Woodstock Co-Creator Michael Lang passed away this weekend at the age of 77. The Hollywood Reporter has revealed that Lang passed away at Sloan Kettering Hospital in New York, New York after a bout with non-Hodgkin’s lymphoma.
Lang was a New York native who grew up in Brooklyn and attended New York University. However, he dropped out before earning his degree and moved down to Florida in order to start a career in concert promoting. While in the Sunshine State, Lang helped put together a number of events including Jimi Hendrix’s performance at the 1968 Miami Pop Festival.
One year after putting together the Miami Pop Festival, he returned to New York to develop his career defining event, Woodstock. Alongside his partners, Lang put together the original Woodstock Festival in Bethel, New York.
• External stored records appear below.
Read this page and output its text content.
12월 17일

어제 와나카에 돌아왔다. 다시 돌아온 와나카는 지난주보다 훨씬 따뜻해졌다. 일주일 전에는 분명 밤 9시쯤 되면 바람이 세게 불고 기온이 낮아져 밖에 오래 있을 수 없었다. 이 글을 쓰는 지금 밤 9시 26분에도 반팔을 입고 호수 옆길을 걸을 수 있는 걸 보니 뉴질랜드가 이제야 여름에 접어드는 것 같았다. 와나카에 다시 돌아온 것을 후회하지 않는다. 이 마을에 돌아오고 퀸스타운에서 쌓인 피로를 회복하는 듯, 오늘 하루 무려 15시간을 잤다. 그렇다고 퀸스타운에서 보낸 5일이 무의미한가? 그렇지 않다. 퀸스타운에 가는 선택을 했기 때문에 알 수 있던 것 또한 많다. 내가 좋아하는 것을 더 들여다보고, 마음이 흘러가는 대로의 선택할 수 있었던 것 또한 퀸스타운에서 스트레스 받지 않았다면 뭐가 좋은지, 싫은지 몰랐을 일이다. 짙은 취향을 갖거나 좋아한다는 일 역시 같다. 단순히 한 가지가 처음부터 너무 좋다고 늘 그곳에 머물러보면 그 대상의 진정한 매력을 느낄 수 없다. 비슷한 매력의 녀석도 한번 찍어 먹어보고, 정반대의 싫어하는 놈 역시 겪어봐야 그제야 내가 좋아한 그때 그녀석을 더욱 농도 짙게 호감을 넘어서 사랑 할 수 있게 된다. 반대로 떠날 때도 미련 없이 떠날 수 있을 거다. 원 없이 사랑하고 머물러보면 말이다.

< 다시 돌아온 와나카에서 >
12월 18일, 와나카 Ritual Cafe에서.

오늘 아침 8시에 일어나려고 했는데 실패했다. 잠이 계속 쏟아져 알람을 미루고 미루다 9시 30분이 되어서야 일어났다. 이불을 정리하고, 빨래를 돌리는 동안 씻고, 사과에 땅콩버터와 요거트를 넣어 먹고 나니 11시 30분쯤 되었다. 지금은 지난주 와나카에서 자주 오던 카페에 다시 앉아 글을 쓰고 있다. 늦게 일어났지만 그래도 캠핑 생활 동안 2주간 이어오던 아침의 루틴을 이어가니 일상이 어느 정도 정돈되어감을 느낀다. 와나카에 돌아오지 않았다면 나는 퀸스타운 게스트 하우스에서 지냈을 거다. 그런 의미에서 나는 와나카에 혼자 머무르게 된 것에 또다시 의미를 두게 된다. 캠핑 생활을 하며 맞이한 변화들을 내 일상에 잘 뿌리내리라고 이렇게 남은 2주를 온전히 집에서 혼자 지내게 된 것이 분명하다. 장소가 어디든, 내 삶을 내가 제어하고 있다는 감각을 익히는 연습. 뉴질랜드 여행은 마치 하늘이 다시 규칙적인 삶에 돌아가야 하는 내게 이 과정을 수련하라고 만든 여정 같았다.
With a crowd of nearly 400,000 people, Lang’s event attracted stars like The Who, The Grateful Dead and Jimi Hendrix.
“Woodstock offered an environment for people to express their better selves, if you will,” Lang said in 2019.
“It was probably the most peaceful event of its kind in history. That was because of expectations and what people wanted to create there.”
Woodstock was not Lang’s only endeavor. He also led the MLO, a live entertainment company. Through his personal imprint, Lang worked with Prince, Outkast and Missy Elliott.
Beyond organizing concerts, Lang owned and operated his own record label, Just Sunshine Records. He also managed the career of singer Joe Cocker and produced Wes Anderson’s film, Bottle Rocket.
Lang’s work has been chronicled in several ways such as Taking Woodstock and HBO’s Music Box series. He also wrote the bestselling book, The Road to Woodstock, with Holly George Warren
The New York native is survived by his wife, Tamara, and his five children.